駄竜と寝た
ユメが次期魔王と発表された日の夜に城で盛大な晩餐会が開かれることになった。
ぶっちゃけると、俺は最初の挨拶にだけ出て後は部屋でゴロゴロしたいのだが……
そうしたくても、美味い飯やユメへの祝福を授けなければいけないので参加する。
まぁ、一応王族だから出なきゃなんだけどね…
「とりあえず寝よう」
まだ昼過ぎだしね。寝るべきだよ。
俺は自室へ向かい、ニーファは庭園に向かって散歩に行った。
そして自室に入り、背伸びしてからベッドに潜り込み、俺の意識が落ちたのだった。
「ん………」
おはようございます。
現在、私はベッドで惰眠を貪っていたわけですが……何か隣に温もりを感じます。
「………?」
左に振り返ってみると。
「……スゥ……スゥ」
駄竜ニーファがスヤスヤと寝てました。
……いつのまに。
普段のこいつの顔も整っていて、道を歩けば十人中十三人が振り向くレベルの美少女だが、寝ている姿は一層可愛い。
……いかんな。考えないようにしよう。こいつ、俺に抱きつくように寝てるんだが、微妙に胸が当たってるんだよな……着痩せするタイプか。なるほどなるほど。
……意識すると二度寝できねぇ!
「ん………」
あ、起きた?
ゆっくりと瞼を上げるニーファ。
眠そうにこちらをボーと見ているが……氷を背中に入れてやろうか。そうすれば覚醒するぞ。

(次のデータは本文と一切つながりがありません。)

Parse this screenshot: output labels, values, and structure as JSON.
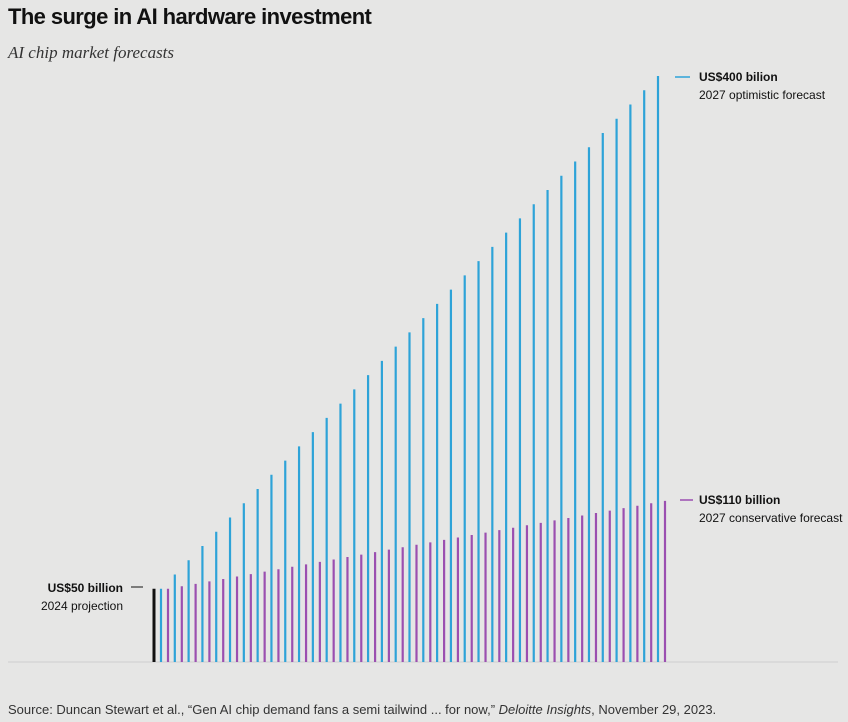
{
  "title": "The surge in AI hardware investment",
  "subtitle": "AI chip market forecasts",
  "chart_data": {
    "type": "bar",
    "title": "The surge in AI hardware investment",
    "subtitle": "AI chip market forecasts",
    "xlabel": "",
    "ylabel": "",
    "grid": false,
    "ylim": [
      0,
      400
    ],
    "start": {
      "value": 50,
      "label": "US$50 billion",
      "sublabel": "2024 projection",
      "color": "#111111"
    },
    "series": [
      {
        "name": "2027 optimistic forecast",
        "start": 50,
        "end": 400,
        "bars": 37,
        "color": "#2ea3d8",
        "label": "US$400 bilion",
        "sublabel": "2027 optimistic forecast"
      },
      {
        "name": "2027 conservative forecast",
        "start": 50,
        "end": 110,
        "bars": 37,
        "color": "#9b4fb0",
        "label": "US$110 billion",
        "sublabel": "2027 conservative forecast"
      }
    ]
  },
  "source": {
    "prefix": "Source: Duncan Stewart et al., “Gen AI chip demand fans a semi tailwind ... for now,” ",
    "publication": "Deloitte Insights",
    "suffix": ", November 29, 2023."
  }
}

そして数秒後。何かこちらをボーと見ていた顔から、一気にボッと顔が真っ赤になった。
「……おはよう」
「……おはようなのじゃ」
「顔真っ赤にしてどしたん?」
「な、なんでもない!」
何か、恥ずかしいことがあったのか?
……いや、神竜としての威厳があるのかな?
ゼロに等しいのに?
ま、まぁともかく、こいつが何故ここにいるか問い正そう。
「どしてここにいるん?」
「いや、なに。お主が寂しがってないかと思っての。…まぁ、大丈夫だと思うがな?一応、一緒にいてやろうかと思ってな?」
…………ハァ〜。
「わざわざご苦労なこって………ありがとな」
「!……お主、感謝の言葉言えたのだな」
「いや、普通に言ってるよねっ!?俺そんなに冷たくないよ?感謝ぐらい伝えられるからね!?」
「……ククク」
「な、なんだよ……」
「お主といると面白くて良いな、と思ってな」
「……あっそ」
いらん世話をかけてくれるとは……優しいな。
そんな言葉、絶対に口には出さぬがな。
いつのまにか、俺の眠気は無くなっていた。
残るのは、俺とニーファの笑い声だけだった。